With libraries like HtmlAgilityPack, AngleSharp, and HTML Beautifier, prettifying HTML before PDF generation becomes an effortless task. If you frequently work with HTML-to-PDF conversions, consider integrating an HTML prettifier into your workflow for optimal results.

Give it a try today and see how it enhances your IronPDF experience! Download the free trial and get start exploring all that IronPDF has to offer within your own projects.

常見問題解答

在將HTML轉換為PDF之前使用HTML美化工具的目的是什么?

在將HTML轉換為PDF之前使用HTML美化工具可以確保HTML代碼干凈、結構良好且可讀。這個過程有助於防止渲染問題,並確保最終PDF輸出保持預期的設計和佈局。

如何在 .NET 中將 HTML 轉換為 PDF?

您可以使用IronPDF(一個.NET庫)將HTML轉換為PDF。IronPDF支持HTML5、CSS3和JavaScript,確保在PDF中準確渲染復雜的HTML結構。

在.NET中有哪些可用的HTML美化庫?

如HtmlAgilityPack和AngleSharp等庫可用於在.NET中美化HTML。這些庫有助於解析、操作和格式化HTML文檔,以確保它們結構良好且干凈。

HtmlAgilityPack如何協助格式化HTML?

HtmlAgilityPack透過解析和操作HTML文檔來協助格式化HTML,即便這些文檔格式不正確。它可以以正確的縮進格式化HTML代碼,使其適合用於網頁抓取和數據提取任務。

使用AngleSharp進行HTML格式化的好處是什么?

AngleSharp提供現代的DOM操作能力,並使用其HtmlFormatter類格式化HTML。它允許開發人員將HTML內容解析並格式化為易讀的輸出,尤其是在將HTML轉換為PDF之前非常有用。

我能否在線美化HTML而無需安裝任何軟體?

是的,您可以使用像BeautifyTools.com這樣的工具線上美化HTML,提供一種不需安裝任何庫或寫代碼即可快速免費清理HTML代碼的方法。

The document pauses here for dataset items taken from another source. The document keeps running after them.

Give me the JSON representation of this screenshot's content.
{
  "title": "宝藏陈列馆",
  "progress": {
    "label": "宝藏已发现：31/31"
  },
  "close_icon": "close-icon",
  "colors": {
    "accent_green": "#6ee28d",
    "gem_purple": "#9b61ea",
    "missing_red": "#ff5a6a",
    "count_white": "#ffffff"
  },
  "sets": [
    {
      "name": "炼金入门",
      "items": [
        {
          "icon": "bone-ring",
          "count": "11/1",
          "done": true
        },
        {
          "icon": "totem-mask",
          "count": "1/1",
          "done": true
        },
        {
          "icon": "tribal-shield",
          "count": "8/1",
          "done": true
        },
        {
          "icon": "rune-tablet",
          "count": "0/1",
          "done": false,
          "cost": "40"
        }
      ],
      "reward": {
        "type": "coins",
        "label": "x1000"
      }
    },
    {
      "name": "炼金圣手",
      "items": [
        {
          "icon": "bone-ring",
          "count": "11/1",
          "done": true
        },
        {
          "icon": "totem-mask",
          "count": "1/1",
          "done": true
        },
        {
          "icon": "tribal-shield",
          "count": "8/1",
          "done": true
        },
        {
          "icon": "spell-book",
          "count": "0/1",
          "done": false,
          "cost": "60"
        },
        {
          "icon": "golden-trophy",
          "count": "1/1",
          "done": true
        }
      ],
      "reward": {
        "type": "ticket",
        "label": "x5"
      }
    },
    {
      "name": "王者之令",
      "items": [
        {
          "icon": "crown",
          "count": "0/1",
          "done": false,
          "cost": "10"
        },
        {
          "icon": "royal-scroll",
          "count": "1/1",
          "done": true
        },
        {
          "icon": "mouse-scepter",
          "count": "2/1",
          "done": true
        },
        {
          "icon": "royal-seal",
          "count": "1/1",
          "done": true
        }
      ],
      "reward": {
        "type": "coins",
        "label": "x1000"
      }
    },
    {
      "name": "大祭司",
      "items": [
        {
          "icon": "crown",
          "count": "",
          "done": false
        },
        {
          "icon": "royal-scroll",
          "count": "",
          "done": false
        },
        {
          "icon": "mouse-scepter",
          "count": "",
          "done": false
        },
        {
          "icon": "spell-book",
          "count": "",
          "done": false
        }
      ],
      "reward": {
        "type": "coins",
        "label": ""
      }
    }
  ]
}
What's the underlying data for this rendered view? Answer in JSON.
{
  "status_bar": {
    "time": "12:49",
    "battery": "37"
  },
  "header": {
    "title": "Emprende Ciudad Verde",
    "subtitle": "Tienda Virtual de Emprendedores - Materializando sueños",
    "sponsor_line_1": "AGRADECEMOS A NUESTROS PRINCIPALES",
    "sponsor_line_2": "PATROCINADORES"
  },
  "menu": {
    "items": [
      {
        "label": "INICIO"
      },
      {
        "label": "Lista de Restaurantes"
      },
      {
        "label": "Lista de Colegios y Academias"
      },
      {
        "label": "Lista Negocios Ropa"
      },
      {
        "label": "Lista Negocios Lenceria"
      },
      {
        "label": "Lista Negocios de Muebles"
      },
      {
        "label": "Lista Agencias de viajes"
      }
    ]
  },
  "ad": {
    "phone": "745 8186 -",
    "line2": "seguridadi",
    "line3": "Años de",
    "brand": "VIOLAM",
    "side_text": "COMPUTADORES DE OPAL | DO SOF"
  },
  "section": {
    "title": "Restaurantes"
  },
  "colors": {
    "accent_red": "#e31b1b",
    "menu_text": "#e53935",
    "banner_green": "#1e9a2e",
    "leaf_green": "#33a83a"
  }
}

在選擇HTML到PDF轉換庫時,我應該尋找哪些功能?

選擇HTML到PDF轉換庫時,應尋找以下功能:完整的HTML5和CSS3支持,JavaScript執行,支持頁眉、頁腳和水印,PDF簽名和安全功能,以及多線程處理的高效性能,這些功能都由IronPDF提供。

HTML格式化如何改善PDF輸出質量?

HTML格式化透過確保HTML在轉換之前結構整齊且無錯誤來改善PDF輸出質量。這可防止渲染問題,並生成更高質量、更準確的PDF文檔。

Curtis Chau
技術作家

Curtis Chau 擁有卡爾頓大學計算機科學學士學位,專注於前端開發,擅長於 Node.js、TypeScript、JavaScript 和 React。Curtis 熱衷於創建直觀且美觀的用戶界面,喜歡使用現代框架並打造結構良好、視覺吸引人的手冊。

除了開發之外,Curtis 對物聯網 (IoT) 有著濃厚的興趣,探索將硬體和軟體結合的創新方式。在閒暇時間,他喜愛遊戲並構建 Discord 機器人,結合科技與創意的樂趣。